Christopher Lee and Bela Lugosi had something more in common when it came to initially playing the role of Count Dracula – they were both drastically underpaid. Lee admitted in his autobiography that he only received 750 pounds for playing the part of Dracula. Just for the sake of argument, Horror of Dracula made an astounding $25 million at the box office. Underpaid probably isn’t the right word in this case.


Peter Cushing (Van Helsing) and Christopher Lee (Dracula) are the top-two billed actors in the movie, as they play the iconic characters made popular in literature and by Universal’s films.

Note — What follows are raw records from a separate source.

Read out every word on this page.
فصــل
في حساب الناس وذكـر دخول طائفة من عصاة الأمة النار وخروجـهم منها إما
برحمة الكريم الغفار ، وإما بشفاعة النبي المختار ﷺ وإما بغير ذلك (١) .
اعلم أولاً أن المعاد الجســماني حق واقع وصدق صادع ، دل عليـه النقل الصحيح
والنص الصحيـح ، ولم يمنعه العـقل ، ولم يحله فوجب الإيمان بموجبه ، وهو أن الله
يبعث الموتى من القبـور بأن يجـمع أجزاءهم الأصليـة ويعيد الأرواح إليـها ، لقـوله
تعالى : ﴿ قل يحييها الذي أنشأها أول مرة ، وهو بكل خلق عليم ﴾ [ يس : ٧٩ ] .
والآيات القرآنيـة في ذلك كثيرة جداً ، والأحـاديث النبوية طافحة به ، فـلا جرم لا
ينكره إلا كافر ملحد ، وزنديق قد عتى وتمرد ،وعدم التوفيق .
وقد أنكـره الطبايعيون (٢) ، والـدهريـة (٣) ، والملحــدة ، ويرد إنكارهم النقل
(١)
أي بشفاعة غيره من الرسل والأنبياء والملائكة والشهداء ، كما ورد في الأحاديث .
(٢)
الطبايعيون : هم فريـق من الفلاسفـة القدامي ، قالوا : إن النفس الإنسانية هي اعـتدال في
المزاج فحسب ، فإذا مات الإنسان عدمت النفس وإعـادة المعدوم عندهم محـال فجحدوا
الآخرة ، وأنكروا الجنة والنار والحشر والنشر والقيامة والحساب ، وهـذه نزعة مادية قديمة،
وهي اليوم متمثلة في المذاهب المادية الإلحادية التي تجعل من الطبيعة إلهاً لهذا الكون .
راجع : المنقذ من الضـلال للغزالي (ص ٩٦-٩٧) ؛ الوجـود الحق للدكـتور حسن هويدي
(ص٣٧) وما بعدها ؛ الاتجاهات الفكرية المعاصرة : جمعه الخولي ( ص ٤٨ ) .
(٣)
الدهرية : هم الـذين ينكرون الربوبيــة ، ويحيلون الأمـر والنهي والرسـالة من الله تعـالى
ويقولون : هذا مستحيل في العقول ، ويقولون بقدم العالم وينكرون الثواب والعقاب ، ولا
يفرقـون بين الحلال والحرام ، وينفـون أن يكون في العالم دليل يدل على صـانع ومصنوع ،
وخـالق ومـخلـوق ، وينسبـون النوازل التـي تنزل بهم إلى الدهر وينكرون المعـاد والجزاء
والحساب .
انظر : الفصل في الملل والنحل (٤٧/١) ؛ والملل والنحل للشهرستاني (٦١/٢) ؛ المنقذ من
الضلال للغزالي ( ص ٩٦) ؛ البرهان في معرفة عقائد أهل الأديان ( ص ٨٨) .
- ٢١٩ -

But neither actor appears on screen for very long. Horror of Dracula has a runtime of 82 minutes. Van Helsing only appears on screen for 25 minutes, while Lee is relegated to only seven minutes.


When Horror of Dracula was released in the United States, it premiered at a Warner Theater in Milwaukee, Wisconsin. The film was a hit right from the beginning, as it made just over $1,600 for its opening day. However, when the film played in the U.S., it was part of a double bill alongside Will Cowan’s film The Thing That Couldn’t Die (1958).


Poor Christopher Lee really earned those 750 pounds while shooting Horror of Dracula. Obviously, he was already enduring the hardship brought on by those cumbersome contact lenses, but things went from bad to worse while filming the scene where Dracula buries Mina (Melissa Stribling). Lee ended up falling into the hole where the burial takes place and right on top of the stunt woman.